Le ministère iranien des Affaires étrangères a fermement condamné le récent communiqué interventionniste du groupe des Sept (G7) concernant les affaires intérieures de l'Iran, dénonçant l'ingérence et l'hypocrisie du bloc sur la question des droits de l'homme, sous l'égide des États-Unis.
La diplomatie iranienne a réagi, ce vendredi 16 janvier, à la publication d’un communiqué conjoint par le G7 – qui regroupe les États-Unis, le Royaume-Uni, l’Allemagne, la France, l’Italie, le Canada et le Japon – et de la cheffe de la diplomatie de l’union européenne, Kaja Kallas, accusant la République islamique d’avoir mené des actes violents contre des « manifestants » et, par conséquent, d'avoir violé les droits de l’homme.
Le communiqué du G7 contredit de nombreuses preuves sur le terrain qui indiquent une implication proactive des États-Unis et d'Israël dans le détournement des manifestations vers des émeutes, prélude à une potentielle nouvelle agression militaire étrangère contre le pays, comme l'a menacé le président américain Donald Trump.

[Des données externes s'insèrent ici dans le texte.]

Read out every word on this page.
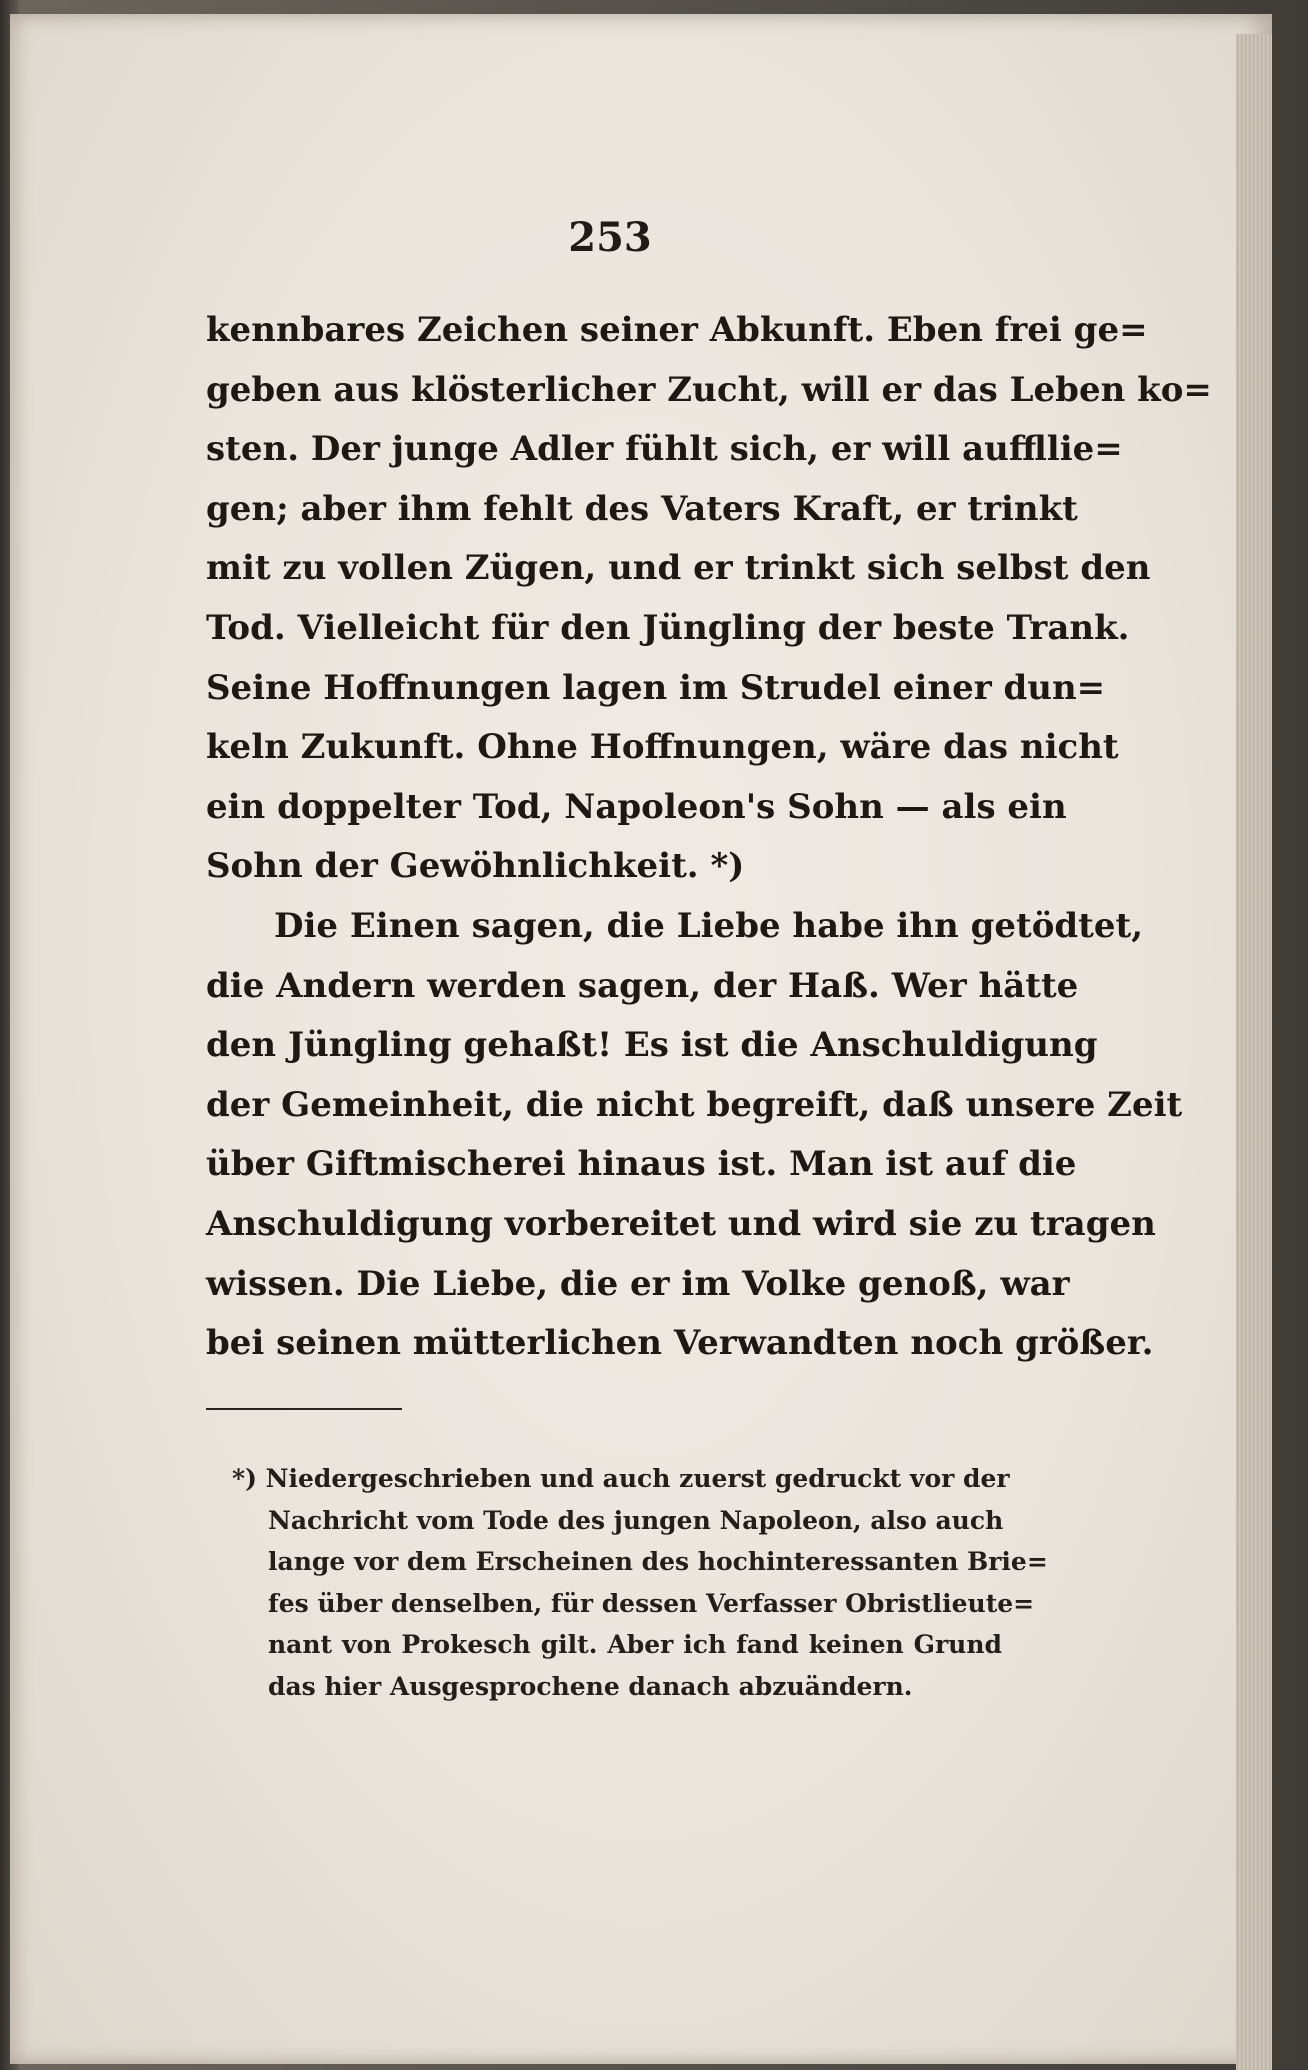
253
kennbares Zeichen seiner Abkunft. Eben frei ge=
geben aus klösterlicher Zucht, will er das Leben ko=
sten. Der junge Adler fühlt sich, er will auffllie=
gen; aber ihm fehlt des Vaters Kraft, er trinkt
mit zu vollen Zügen, und er trinkt sich selbst den
Tod. Vielleicht für den Jüngling der beste Trank.
Seine Hoffnungen lagen im Strudel einer dun=
keln Zukunft. Ohne Hoffnungen, wäre das nicht
ein doppelter Tod, Napoleon's Sohn — als ein
Sohn der Gewöhnlichkeit. *)
Die Einen sagen, die Liebe habe ihn getödtet,
die Andern werden sagen, der Haß. Wer hätte
den Jüngling gehaßt! Es ist die Anschuldigung
der Gemeinheit, die nicht begreift, daß unsere Zeit
über Giftmischerei hinaus ist. Man ist auf die
Anschuldigung vorbereitet und wird sie zu tragen
wissen. Die Liebe, die er im Volke genoß, war
bei seinen mütterlichen Verwandten noch größer.
*) Niedergeschrieben und auch zuerst gedruckt vor der
Nachricht vom Tode des jungen Napoleon, also auch
lange vor dem Erscheinen des hochinteressanten Brie=
fes über denselben, für dessen Verfasser Obristlieute=
nant von Prokesch gilt. Aber ich fand keinen Grund
das hier Ausgesprochene danach abzuändern.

Le ministère iranien des Affaires étrangères a rejeté la position du G7 et a déclaré que le groupe avait ignoré des preuves documentées montrant que les manifestations pacifiques à travers l'Iran avaient été délibérément instrumentalisées pour dégénérer en violences par des activités terroristes soutenues par l'étranger.
Selon le ministère, les rassemblements pacifiques qui se sont tenus entre les 8 et 10 janvier ont été perturbés par l'infiltration organisée d'éléments terroristes équipés par le régime israélien.

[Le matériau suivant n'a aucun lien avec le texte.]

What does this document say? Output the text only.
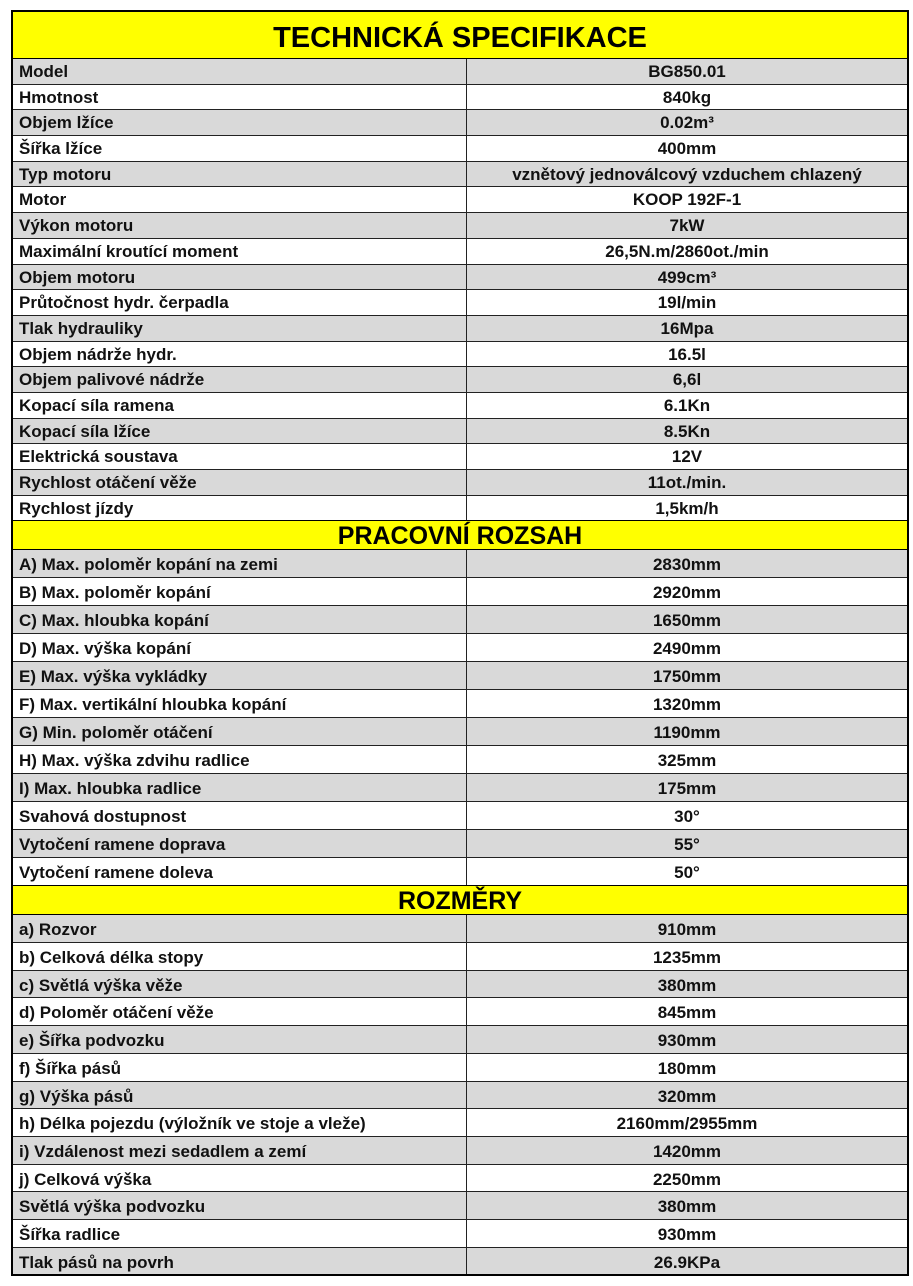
TECHNICKÁ SPECIFIKACE
Model	BG850.01
Hmotnost	840kg
Objem lžíce	0.02m³
Šířka lžíce	400mm
Typ motoru	vznětový jednoválcový vzduchem chlazený
Motor	KOOP 192F-1
Výkon motoru	7kW
Maximální kroutící moment	26,5N.m/2860ot./min
Objem motoru	499cm³
Průtočnost hydr. čerpadla	19l/min
Tlak hydrauliky	16Mpa
Objem nádrže hydr.	16.5l
Objem palivové nádrže	6,6l
Kopací síla ramena	6.1Kn
Kopací síla lžíce	8.5Kn
Elektrická soustava	12V
Rychlost otáčení věže	11ot./min.
Rychlost jízdy	1,5km/h
PRACOVNÍ ROZSAH
A) Max. poloměr kopání na zemi	2830mm
B) Max. poloměr kopání	2920mm
C) Max. hloubka kopání	1650mm
D) Max. výška kopání	2490mm
E) Max. výška vykládky	1750mm
F) Max. vertikální hloubka kopání	1320mm
G) Min. poloměr otáčení	1190mm
H) Max. výška zdvihu radlice	325mm
I) Max. hloubka radlice	175mm
Svahová dostupnost	30°
Vytočení ramene doprava	55°
Vytočení ramene doleva	50°
ROZMĚRY
a) Rozvor	910mm
b) Celková délka stopy	1235mm
c) Světlá výška věže	380mm
d) Poloměr otáčení věže	845mm
e) Šířka podvozku	930mm
f) Šířka pásů	180mm
g) Výška pásů	320mm
h) Délka pojezdu (výložník ve stoje a vleže)	2160mm/2955mm
i) Vzdálenost mezi sedadlem a zemí	1420mm
j) Celková výška	2250mm
Světlá výška podvozku	380mm
Šířka radlice	930mm
Tlak pásů na povrh	26.9KPa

Le communiqué souligne comment les infiltrés avaient perpétré des attaques contre les manifestants et les forces de l'ordre, tuant de nombreux civils et policiers.
Le communiqué cite des propos publics tenus par des responsables américains et israéliens, actuels et anciens, qui visaient à inciter à la violence et à l’effusion de sang à travers le pays.

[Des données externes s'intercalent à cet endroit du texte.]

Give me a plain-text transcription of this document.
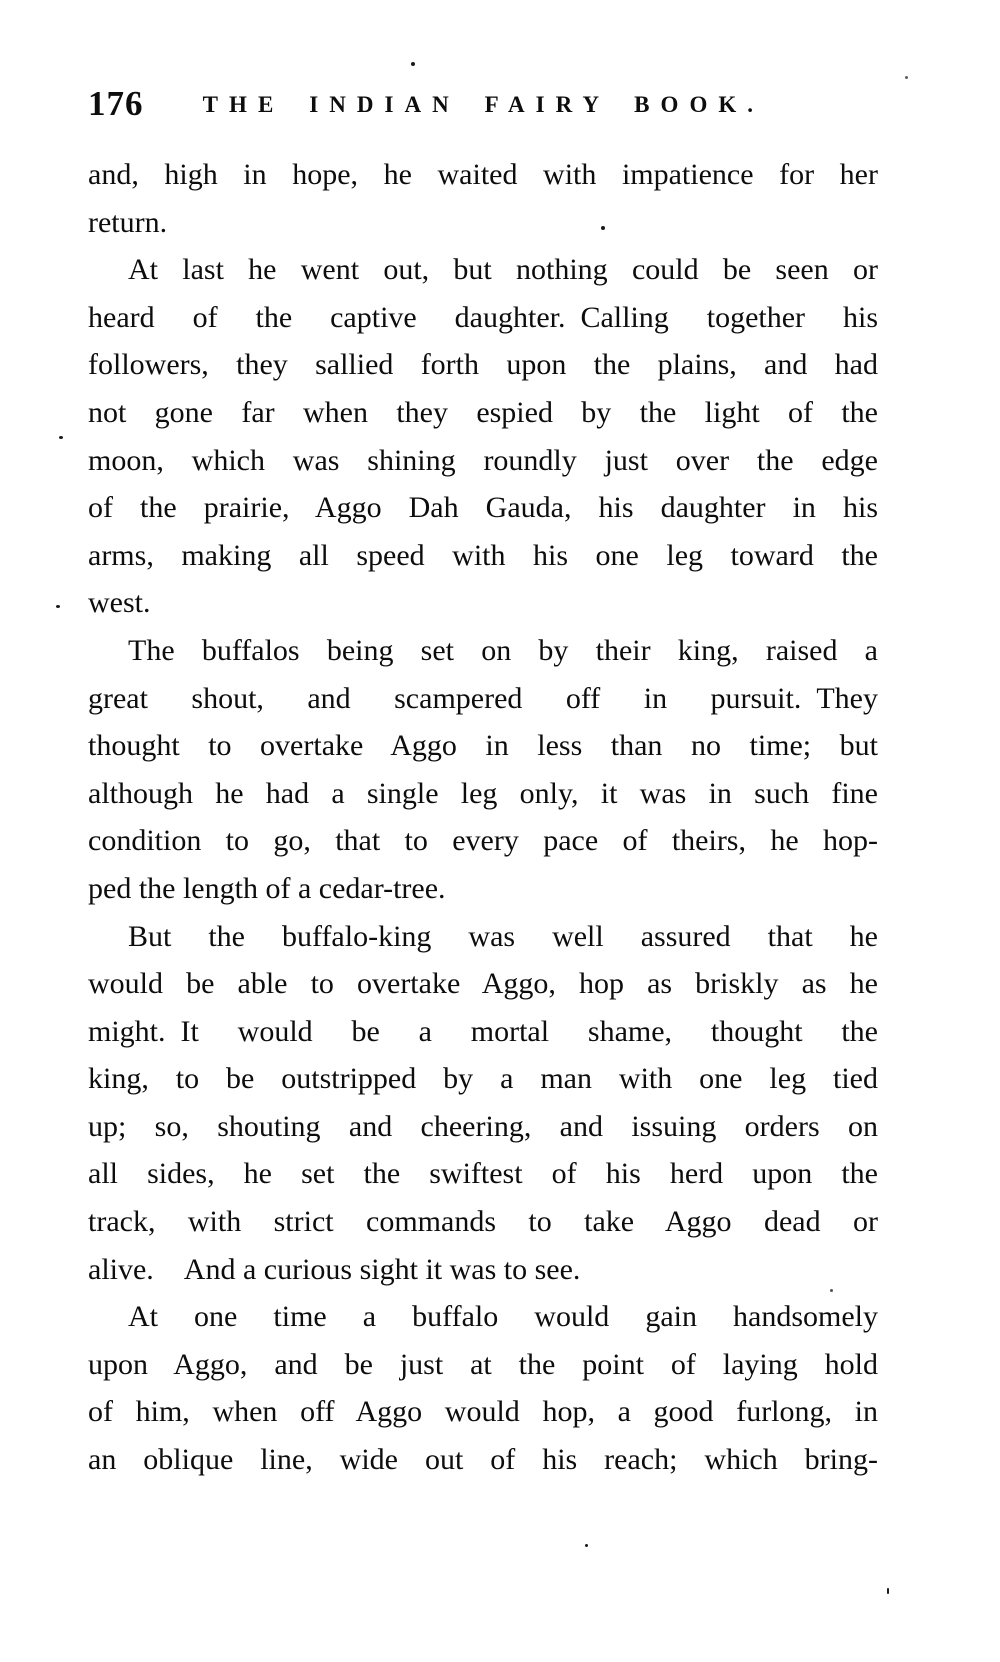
176	THE INDIAN FAIRY BOOK.
and, high in hope, he waited with impatience for her
return.
At last he went out, but nothing could be seen or
heard of the captive daughter. Calling together his
followers, they sallied forth upon the plains, and had
not gone far when they espied by the light of the
moon, which was shining roundly just over the edge
of the prairie, Aggo Dah Gauda, his daughter in his
arms, making all speed with his one leg toward the
west.
The buffalos being set on by their king, raised a
great shout, and scampered off in pursuit. They
thought to overtake Aggo in less than no time; but
although he had a single leg only, it was in such fine
condition to go, that to every pace of theirs, he hop-
ped the length of a cedar-tree.
But the buffalo-king was well assured that he
would be able to overtake Aggo, hop as briskly as he
might. It would be a mortal shame, thought the
king, to be outstripped by a man with one leg tied
up; so, shouting and cheering, and issuing orders on
all sides, he set the swiftest of his herd upon the
track, with strict commands to take Aggo dead or
alive.  And a curious sight it was to see.
At one time a buffalo would gain handsomely
upon Aggo, and be just at the point of laying hold
of him, when off Aggo would hop, a good furlong, in
an oblique line, wide out of his reach; which bring-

Il a ajouté que les services de sécurité avaient recueilli des « preuves et des documents solides » démontrant le rôle direct du régime israélien dans l'organisation et l'armement de groupes terroristes, avec le soutien des États-Unis.
Plus tôt, les services de sécurité iraniens ont fait part du démantèlement d'une cellule terroriste affiliée au service d'espionnage du régime israélien, Mossad et de la saisie d'un important entrepôt d'armes destinées à être utilisées à Téhéran.
Par ailleurs, les services de renseignement ont confirmé avoir identifié et arrêté des membres d'un dangereux gang armé chargé de tuer des civils et des membres des forces de sécurité.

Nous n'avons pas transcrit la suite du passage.